Modify and exaggerate the vertical height shown in a DEM processed using WebODM
I am using the latest software that allows WebODM to run on a Windows computer running Windows 10 OS without using Docker. When I generate a Digital Elevation Model, or Ground Elevation Model, I want to map large flat areas without trees or buildings to show depressions in the ground with exaggerated elevation relief. In other words, a small hole in the ground becomes a deeper and wider hole in the fabric of the elevation plane. I also would like to be able to exaggerate the elevation of small vertical features on the surface of the ground.
Is there a setting in WebODM that does this? What are the steps that I must use to to achieve my goal?
I actually have QGIS on my computer, but I have not ever successfully used it so I am not sure if it still works properly. I was reading OPEN DRONEMAP The missing Guide and came across SMRF-Threshold on page 99. It seems that by setting this value, the surface model features might be exaggerated so that small depressions or vertical features show up in more detail.
What would be the steps to use QGIS for my need?
It would be advantageous to stay in WebODM if at all possible, but using QGIS is not out of the question. The learning curve on QGIS seems rather steep. My version does open and I did find Raster Calculator, but how to use it is another question.
Please tell me how one would go about changing the SMRF parameters in WebODM, specifically the SMRF-Threshold value. Keep in mind that I am using the Windows OS version of WebODM without Docker.
Also, how is the best way to get the raster output of WebODM and save it so that it can be imported into WGIS?
You could do something like RASTERNAME * 1.5 to create a 1.5x vertical scaling factor, but it will affect both positive and negative features equally. So, you might need to use the Reclassify tool to separate out “bins” of elevation ranges you want to modify, run the Raster Calculator against them separately, then merge them all again into a compisite…
If you like to learn gis there’s a great course at Coursera. It’s on ArcGis but it’s very similar and you can use what you learn in QGis. I took it and doesn’t regret it one bit even though I don’t use it that much.
“Geographic Information Systems (GIS) | University of California, David”
Smathermather: Thank you very much for the advice. Unfortunately, I am not smart enough to use the information as provided.
Where does the adjustment knob live and how do I get there when my WebODM project is open and I am in either 3D or 2D (not sure which one to be in) I opened FILTERS while in 2D but the window and knob are not there.

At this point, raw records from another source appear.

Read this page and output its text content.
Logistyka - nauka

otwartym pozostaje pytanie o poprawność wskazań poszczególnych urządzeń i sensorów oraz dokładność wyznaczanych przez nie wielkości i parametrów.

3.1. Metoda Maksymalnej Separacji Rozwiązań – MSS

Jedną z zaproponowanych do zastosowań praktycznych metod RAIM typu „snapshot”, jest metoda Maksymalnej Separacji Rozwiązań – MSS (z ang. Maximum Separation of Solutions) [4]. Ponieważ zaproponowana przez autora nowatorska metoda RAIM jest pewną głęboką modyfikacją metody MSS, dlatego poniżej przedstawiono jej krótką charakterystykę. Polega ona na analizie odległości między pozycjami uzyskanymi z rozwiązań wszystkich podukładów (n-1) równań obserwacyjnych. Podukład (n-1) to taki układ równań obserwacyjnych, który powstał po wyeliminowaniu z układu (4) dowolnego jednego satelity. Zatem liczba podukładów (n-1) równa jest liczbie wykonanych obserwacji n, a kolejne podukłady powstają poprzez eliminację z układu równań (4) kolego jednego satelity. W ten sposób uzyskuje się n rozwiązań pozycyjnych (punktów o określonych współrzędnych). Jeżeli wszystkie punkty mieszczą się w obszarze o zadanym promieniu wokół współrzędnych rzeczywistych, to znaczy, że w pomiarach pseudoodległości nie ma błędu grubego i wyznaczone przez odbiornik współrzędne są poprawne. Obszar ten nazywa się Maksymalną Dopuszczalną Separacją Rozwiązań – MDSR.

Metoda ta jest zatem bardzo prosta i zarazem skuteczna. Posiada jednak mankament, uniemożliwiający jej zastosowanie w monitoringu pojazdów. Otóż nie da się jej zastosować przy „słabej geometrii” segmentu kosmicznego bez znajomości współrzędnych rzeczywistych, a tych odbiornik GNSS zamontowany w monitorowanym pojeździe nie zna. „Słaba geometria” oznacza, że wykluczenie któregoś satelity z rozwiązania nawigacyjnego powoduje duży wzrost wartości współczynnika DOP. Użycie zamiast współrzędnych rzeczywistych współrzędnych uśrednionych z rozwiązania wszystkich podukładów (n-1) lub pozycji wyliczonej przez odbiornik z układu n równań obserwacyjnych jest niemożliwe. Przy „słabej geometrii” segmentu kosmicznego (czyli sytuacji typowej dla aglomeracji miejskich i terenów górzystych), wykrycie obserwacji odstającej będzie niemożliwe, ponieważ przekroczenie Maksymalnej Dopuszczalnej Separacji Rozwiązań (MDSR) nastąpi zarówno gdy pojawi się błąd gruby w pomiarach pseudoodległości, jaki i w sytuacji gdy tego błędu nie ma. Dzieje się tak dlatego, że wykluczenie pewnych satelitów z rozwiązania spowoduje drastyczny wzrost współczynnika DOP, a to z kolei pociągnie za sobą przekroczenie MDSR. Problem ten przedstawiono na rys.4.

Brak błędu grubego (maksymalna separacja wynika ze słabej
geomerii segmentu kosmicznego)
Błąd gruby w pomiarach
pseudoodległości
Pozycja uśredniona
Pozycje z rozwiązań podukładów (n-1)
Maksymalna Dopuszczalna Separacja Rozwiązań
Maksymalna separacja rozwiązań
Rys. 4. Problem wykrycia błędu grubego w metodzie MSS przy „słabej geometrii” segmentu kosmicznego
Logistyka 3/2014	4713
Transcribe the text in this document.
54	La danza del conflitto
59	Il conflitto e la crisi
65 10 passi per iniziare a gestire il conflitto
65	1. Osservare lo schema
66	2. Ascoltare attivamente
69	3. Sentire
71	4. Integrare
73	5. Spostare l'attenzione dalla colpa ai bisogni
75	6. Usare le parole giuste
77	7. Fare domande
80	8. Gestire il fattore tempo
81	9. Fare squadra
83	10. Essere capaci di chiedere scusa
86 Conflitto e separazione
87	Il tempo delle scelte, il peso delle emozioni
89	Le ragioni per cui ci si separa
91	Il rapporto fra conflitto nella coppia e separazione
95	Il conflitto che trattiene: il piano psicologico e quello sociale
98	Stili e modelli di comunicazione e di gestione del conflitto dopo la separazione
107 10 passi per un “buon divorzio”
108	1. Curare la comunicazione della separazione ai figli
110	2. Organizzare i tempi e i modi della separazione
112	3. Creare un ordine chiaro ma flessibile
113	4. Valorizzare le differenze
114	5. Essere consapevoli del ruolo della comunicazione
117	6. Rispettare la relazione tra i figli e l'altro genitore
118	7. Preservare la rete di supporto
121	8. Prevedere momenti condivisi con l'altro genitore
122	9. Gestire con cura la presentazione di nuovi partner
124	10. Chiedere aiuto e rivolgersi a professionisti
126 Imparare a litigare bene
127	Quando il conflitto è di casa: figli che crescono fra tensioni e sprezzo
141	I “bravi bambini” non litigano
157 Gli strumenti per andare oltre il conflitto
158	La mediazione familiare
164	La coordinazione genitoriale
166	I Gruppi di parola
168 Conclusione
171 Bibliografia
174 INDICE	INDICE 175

Saijin: Thank you very much for including the example of how to go in and set SMRF parameters and of course other parameters. A picture is worth a thousand words.
I went in and changed the smrf-threshold from 0.5 to 0.2 and ran a group of images. Then I ran another group of images at a modified threshold of 0.9.
I don’t see much difference in the 2D output image when looking at the 0.9 threshold setting after change from default 0.5… When I set the threshold to 0.2 not much difference from the default value of 0.5.
Can you tell me which of the output products produced by WebODM are those that the changes in smrf-threshold is supposed to show up in? I apparently am not selecting the right product to see the changes when I adjust the threshold value.
As always, thank for the help.
You should see the results in the DEM and related products, so DTM, and DSM. These you’ll see in the top of your Map View if you’ve enabled them for export in your Processing Parameters as Surface Model and Terrain Model.
My reading of that is that it is a filter for determining ground and non-ground points, it can’t do the vertical exaggeration you are looking for.
Have you tried loading the output ortho into Google Earth as an overlay, and then setting vertical exaggeration to more than 1? It allows up to 3X vertical scaling, which does make some landscapes look pretty amazing!